A República Aristocrática

Neste blogue praticam-se a Liberdade e o Direito de Expressão próprios das Sociedades Avançadas
Sou, por natureza, profundamente melancólico e introvertido. Como Pessoa diria, vivo com a permanente sensação de ter abdicado de alguma coisa em mim, e a verdade é que abdiquei de muitas, em prol do Direito ao Silêncio e à Solidão. Exemplo disso foi a exposição pública que a E-Ko fez de algumas obras, do tempo em que eu era relativamente ingénuo, e ainda agora me espanta ver, do lado direito deste blogue, aquele caleidoscópio de quadros, e pensar "olha, eu já vi aquilo...", como se não fosse minha a autoria...
Reajo mesmo assim. Venho de uma família de estranhos contornos, onde me apagaram as memórias, pelo que eu não sei quem realmente sou. Aparentemente, isso radicava numa radicalidade que pretendia identificar-se com a Liberdade extrema. Emocionalmente, converteu-se numa espécie de tirania, de que dificilmente me libertarei. É uma casa cheia de fantasmas e segredos, e um Passado inalcançável, à medida que os anos passam e os protagonistas, ou vão enlouquecendo, ou morrendo.
Fui criado num tradição radicalmente republicana, numa espécie de "mea culpa" de ter tido outras origens que não as vulgares.

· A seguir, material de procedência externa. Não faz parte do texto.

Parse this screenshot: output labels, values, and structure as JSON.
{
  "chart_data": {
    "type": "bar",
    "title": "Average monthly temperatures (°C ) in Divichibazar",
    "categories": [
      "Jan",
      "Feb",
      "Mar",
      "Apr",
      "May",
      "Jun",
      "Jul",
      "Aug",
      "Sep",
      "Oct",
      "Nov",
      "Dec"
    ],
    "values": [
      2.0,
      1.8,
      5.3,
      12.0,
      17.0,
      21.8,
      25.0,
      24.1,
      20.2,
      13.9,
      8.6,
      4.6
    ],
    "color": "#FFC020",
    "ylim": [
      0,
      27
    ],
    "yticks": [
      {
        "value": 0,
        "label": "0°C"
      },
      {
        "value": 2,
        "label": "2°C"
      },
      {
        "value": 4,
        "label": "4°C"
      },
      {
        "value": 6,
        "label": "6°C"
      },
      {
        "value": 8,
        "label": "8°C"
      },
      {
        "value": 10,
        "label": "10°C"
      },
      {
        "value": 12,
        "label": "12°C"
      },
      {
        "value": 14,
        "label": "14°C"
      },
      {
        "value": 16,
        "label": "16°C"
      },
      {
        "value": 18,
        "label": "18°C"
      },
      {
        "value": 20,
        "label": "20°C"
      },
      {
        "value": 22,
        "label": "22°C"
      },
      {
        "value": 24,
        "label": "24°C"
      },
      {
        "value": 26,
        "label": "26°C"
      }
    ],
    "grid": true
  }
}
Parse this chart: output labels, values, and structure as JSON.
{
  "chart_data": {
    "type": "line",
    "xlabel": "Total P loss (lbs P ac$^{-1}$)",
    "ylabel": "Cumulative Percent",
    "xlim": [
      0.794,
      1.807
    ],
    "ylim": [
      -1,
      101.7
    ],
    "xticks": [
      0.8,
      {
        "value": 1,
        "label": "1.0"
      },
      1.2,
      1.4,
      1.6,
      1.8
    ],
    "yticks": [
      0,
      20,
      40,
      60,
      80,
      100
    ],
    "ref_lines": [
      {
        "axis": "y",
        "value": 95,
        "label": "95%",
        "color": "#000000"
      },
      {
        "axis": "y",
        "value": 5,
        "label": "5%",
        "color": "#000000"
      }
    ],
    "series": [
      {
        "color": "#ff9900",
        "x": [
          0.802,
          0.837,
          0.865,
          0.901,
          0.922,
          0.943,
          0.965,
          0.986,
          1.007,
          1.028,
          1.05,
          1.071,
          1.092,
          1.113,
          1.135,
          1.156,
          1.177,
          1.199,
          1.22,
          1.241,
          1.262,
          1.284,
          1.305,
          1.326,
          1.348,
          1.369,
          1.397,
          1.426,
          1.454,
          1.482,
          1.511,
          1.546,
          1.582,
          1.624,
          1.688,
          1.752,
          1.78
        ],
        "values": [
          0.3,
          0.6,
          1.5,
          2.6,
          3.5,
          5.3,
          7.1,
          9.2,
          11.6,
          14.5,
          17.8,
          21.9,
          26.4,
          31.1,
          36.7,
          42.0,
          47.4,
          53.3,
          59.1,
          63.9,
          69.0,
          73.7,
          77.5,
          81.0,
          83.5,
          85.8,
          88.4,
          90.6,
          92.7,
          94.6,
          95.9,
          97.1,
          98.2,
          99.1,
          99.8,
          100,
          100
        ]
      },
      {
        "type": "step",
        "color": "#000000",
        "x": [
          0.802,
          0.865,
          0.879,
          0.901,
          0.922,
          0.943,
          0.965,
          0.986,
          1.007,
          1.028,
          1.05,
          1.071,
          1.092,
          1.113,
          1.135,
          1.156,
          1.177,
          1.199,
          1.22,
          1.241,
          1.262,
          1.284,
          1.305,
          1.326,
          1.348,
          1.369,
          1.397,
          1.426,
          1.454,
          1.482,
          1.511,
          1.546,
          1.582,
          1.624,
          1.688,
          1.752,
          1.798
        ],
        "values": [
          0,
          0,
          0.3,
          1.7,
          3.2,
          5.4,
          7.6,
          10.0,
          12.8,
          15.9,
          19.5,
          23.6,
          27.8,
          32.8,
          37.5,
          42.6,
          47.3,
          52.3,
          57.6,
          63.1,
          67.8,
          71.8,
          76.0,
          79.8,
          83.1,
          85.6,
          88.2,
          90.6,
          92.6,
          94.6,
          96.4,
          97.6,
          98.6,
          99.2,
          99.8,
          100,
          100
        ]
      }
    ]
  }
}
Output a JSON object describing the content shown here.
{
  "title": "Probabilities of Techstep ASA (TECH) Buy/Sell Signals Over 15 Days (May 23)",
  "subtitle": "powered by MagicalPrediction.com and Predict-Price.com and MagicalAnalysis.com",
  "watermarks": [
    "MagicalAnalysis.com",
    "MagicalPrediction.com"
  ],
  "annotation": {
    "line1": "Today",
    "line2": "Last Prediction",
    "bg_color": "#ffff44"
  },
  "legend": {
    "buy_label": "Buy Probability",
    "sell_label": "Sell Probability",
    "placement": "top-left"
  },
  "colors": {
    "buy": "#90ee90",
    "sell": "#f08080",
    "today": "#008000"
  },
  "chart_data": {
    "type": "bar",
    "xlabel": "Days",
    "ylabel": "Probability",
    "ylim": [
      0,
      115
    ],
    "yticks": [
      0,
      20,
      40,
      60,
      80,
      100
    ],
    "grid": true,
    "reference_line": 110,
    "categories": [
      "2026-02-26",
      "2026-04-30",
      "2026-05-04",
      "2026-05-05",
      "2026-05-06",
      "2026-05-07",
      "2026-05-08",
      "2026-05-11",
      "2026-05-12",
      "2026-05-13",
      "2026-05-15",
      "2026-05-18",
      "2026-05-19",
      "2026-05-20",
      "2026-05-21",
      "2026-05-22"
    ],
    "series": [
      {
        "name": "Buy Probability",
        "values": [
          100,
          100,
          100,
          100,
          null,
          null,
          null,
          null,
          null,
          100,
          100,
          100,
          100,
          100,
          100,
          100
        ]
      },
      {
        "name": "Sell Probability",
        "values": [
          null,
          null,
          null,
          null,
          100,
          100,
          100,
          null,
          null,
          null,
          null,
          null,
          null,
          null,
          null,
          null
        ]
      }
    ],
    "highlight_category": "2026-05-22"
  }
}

Recebi o nome que recebi, em homenagem ao Príncipe Real, D. Luís Filipe, por causa do safado do meu avô ter estado demasiado próximo daquela coisa feia que foi o Regicídio, e só se livrou do exílio em Timor, porque os seus camaradas Maçónicos e Carbonários terem obrigado a sair de Portugal um dos mais pacifícos e cultos Chefes de Estado que poderíamos ter tido, Manuel, o Segundo.
A República era-me apresentada como uma façanha, e a minha avó, ateia, blasfema e iconoclasta até à quinta casa, exigiu ser enterrada embrulhada na bandeira verde e vermelha do Novo Regime. Pode-se dizer que não, mas essas coisas marcam. Mais tarde, pelo lado paterno, soube que o meu nome tinha sido completamente podado, de modo a deixar o número mínimo de apelidos, para que não houvesse quaisquer veleidades de regressar a um Passado, que era considerado perigoso. O apuro chegou ao facto de que devo ser das poucas pessoas, que conheço, que apenas têm um nome próprio, para que não houvesse quaisquer confusões com a parafrenália de Antónios Marias Josés Filipes de Gonzaga, etc., que marcavam uma certa heráldica do significante. Mais tarde, com o cultivar das minhas coisas, soube que tinha sido vítima de uma "estalinização", e que, mentalmente, deveria ter aceitado envergar o uniforme cinza com que o Camarada Mao, durante décadas, tornou a radiosa China numa coisa sombria.
A verdade é que nunca aceitei, e chega de confissões na primeira pessoa.
Já neste espaço se escreveu, a propósito do 5 de Outubro, que no momento final da agonia do Rotativismo, D. Carlos tinha sido executado, por ter decidido tomar as rédeas do Poder, eventualmente de uma forma despótica. Confesso que ignoro, porque nada me fascina na História de Portugal, desde o momento de Alcácer-Quibir, mas hoje, quase 100 anos decorridos sobre o final de um Regime, a quem devíamos, por duas ou três vezes a Independência, as coisas vão assumindo matizes completamente diversos.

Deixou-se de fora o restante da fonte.